La police enquête sur la disparition de 5 petites filles et soupçonne la présence dans la région d'un prédateur sexuel redoutable. Mais l'enquête piétine jusqu'à ce que, par hasard, le chien de deux garçons mette au jour dans une forêt un étrange site : des trous y ont été creusés selon une disposition précise. Dans ce qu'il faut bien appeler des tombes, pas de corps, juste des bras, 5 bras, appartenant probablement chacun à l'une des petites disparues.
Mais un rebondissement inattendu vient rendre cette situation plus déroutante encore : les enquêteurs découvrent en effet sur les lieux un sixième bras, appartenant vraisemblablement à une sixième petite victime, dont on ignorait l'existence...

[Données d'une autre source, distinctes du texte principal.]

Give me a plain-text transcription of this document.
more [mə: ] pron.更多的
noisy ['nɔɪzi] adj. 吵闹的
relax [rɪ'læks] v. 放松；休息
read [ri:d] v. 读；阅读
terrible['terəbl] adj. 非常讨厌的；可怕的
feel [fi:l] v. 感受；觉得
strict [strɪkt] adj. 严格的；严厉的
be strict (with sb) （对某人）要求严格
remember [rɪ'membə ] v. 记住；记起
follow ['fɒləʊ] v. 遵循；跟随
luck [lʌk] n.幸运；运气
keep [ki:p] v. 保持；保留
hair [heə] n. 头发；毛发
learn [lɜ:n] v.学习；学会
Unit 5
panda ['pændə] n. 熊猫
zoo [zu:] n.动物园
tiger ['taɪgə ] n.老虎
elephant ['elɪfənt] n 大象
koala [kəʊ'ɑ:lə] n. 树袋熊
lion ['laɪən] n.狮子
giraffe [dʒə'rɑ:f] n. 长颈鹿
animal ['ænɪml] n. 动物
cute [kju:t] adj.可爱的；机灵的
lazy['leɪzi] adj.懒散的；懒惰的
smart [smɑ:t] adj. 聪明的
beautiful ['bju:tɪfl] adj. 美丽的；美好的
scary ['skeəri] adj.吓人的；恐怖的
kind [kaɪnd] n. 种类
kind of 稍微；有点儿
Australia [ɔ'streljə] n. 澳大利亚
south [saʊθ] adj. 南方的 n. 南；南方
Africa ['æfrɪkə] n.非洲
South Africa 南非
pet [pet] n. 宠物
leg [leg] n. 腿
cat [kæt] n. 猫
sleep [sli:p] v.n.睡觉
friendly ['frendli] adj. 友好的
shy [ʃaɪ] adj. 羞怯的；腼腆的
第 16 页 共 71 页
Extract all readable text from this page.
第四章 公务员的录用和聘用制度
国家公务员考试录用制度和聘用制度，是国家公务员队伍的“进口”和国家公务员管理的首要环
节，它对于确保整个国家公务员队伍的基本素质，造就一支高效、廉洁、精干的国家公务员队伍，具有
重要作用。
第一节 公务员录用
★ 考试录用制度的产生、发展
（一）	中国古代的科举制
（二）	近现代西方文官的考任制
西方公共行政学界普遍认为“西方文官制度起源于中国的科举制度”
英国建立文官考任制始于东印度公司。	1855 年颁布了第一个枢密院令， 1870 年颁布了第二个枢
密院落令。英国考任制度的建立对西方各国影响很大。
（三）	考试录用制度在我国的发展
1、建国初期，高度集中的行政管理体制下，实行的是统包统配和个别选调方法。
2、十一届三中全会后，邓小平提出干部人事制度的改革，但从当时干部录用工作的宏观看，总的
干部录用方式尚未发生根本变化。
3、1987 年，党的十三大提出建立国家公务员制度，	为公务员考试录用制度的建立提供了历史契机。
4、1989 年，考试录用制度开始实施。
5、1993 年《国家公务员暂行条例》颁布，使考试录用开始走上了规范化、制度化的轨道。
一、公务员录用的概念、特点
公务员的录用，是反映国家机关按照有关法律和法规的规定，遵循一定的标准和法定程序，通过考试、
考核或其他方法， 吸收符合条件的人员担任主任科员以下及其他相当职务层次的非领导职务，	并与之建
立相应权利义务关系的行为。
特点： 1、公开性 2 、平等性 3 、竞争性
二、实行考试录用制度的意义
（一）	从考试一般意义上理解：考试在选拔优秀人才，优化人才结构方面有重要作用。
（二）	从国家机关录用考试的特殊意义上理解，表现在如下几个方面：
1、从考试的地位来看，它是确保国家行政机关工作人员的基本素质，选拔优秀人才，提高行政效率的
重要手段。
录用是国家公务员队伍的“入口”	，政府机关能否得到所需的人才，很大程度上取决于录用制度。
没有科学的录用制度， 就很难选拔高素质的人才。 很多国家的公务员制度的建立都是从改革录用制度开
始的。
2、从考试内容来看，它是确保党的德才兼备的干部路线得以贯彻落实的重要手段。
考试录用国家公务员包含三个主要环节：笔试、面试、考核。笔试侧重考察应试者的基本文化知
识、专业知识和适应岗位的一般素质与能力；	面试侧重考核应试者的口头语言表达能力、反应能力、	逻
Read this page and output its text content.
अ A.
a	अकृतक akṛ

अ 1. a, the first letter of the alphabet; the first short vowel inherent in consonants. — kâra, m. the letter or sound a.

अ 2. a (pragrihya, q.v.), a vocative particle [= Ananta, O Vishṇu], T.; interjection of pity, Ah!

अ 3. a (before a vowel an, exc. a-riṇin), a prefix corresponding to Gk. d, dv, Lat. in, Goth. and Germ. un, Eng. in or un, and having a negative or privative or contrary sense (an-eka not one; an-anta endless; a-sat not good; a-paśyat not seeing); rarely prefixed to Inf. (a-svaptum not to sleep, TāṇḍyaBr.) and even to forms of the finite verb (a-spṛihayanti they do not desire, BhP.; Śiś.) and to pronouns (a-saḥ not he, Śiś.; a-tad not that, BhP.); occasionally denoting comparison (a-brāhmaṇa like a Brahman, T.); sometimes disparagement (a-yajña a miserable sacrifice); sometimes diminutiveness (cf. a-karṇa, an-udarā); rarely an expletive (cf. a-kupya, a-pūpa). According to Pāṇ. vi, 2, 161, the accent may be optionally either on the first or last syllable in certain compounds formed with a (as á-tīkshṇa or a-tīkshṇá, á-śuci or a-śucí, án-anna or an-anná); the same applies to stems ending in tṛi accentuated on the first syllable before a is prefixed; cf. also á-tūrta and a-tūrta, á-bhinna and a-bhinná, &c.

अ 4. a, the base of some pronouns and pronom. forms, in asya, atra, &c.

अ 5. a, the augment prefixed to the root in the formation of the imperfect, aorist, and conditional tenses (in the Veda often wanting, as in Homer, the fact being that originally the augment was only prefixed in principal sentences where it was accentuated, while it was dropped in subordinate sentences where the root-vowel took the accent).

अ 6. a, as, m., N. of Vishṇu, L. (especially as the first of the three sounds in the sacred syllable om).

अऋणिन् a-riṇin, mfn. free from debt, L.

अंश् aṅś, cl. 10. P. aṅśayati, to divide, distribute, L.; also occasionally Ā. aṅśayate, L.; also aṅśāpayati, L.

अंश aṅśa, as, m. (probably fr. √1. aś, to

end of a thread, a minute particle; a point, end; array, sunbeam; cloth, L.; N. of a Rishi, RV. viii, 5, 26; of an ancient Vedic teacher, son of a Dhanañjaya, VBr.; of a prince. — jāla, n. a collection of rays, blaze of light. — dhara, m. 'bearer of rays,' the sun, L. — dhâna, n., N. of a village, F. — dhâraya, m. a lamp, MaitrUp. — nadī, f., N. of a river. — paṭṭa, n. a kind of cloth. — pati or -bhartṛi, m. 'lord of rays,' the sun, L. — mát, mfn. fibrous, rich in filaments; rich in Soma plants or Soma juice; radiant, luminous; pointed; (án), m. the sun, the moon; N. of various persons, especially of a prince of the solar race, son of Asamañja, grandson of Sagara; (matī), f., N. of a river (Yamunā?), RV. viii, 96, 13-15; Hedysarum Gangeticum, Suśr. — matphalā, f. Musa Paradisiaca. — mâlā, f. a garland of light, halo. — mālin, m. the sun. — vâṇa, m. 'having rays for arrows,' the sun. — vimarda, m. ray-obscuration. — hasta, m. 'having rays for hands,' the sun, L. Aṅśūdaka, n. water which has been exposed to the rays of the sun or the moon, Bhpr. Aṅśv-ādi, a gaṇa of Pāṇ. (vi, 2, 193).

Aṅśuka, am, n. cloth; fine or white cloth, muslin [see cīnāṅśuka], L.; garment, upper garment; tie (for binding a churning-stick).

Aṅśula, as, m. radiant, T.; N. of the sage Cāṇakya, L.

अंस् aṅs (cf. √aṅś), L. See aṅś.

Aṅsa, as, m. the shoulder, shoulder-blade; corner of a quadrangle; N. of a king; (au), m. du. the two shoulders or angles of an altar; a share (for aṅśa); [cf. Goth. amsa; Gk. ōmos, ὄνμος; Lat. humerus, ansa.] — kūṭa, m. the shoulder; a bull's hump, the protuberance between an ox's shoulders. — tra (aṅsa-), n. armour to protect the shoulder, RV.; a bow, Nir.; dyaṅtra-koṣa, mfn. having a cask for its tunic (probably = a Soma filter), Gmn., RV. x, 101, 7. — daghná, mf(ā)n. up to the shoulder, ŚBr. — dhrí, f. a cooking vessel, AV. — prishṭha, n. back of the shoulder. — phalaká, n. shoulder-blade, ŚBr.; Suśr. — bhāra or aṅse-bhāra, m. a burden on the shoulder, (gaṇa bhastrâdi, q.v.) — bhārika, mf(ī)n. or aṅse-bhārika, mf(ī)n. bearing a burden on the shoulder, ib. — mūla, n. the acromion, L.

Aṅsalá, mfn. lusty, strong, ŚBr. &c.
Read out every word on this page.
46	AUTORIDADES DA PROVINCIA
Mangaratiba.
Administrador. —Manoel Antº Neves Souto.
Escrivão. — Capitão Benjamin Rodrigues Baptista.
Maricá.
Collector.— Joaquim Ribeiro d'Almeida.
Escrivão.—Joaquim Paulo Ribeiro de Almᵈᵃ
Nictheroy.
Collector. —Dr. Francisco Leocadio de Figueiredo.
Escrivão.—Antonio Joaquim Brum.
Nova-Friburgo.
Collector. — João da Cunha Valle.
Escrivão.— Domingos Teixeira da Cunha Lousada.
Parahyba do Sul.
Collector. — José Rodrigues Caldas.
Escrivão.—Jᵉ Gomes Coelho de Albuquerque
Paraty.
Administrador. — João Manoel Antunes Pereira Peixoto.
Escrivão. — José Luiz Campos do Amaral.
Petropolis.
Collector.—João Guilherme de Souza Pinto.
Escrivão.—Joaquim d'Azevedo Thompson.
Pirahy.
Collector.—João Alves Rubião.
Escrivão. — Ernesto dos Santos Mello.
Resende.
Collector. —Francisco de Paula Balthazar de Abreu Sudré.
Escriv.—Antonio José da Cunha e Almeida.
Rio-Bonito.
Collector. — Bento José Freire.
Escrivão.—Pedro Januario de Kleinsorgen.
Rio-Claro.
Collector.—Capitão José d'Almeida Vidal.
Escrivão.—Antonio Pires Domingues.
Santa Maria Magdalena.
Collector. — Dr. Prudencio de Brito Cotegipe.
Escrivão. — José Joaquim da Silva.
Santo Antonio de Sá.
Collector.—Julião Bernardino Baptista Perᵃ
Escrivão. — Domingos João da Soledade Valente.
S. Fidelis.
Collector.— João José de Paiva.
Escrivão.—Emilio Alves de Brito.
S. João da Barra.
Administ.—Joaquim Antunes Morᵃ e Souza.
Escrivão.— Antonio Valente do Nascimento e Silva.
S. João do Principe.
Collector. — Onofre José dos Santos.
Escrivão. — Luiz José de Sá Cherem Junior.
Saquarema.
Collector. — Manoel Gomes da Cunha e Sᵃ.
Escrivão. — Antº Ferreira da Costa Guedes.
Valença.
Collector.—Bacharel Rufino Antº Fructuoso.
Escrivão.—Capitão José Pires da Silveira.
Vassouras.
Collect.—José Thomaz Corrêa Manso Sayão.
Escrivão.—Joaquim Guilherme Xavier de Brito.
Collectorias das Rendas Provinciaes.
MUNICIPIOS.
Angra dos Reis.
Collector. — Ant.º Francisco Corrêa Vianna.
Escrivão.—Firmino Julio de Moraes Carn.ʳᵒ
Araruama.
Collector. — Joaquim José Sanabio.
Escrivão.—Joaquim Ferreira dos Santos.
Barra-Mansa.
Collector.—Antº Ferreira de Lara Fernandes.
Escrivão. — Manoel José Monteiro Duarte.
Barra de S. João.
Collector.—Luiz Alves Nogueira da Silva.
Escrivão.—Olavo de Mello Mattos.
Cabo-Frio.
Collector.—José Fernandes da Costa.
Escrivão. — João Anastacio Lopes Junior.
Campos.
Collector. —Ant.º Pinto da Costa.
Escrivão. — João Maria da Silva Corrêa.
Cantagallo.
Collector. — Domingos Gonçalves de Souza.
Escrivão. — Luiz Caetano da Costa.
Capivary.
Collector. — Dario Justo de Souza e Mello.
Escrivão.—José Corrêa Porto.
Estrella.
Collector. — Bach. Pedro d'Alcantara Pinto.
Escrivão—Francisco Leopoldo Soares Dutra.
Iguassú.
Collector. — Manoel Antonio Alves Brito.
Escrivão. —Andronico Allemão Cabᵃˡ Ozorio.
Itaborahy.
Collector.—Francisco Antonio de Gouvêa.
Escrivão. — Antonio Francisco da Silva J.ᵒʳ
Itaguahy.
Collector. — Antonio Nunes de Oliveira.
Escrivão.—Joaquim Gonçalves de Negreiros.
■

C'est une équipe du département des sciences du comportement qui est en charge de l'affaire. A sa tête, un criminologue, Goran Gavila, sous ses ordres, une équipe de flics aguerris (Boris, Stern et Sarah Rosa) mais dépassés, qui ne sait pas où chercher pour trouver la piste de l'insaisissable kidnappeur (qui a agit parfois en pleine lumière, sans jamais être repéré). A croire que ces indices découverts ont été laissés là exprès pour narguer les enquêteurs...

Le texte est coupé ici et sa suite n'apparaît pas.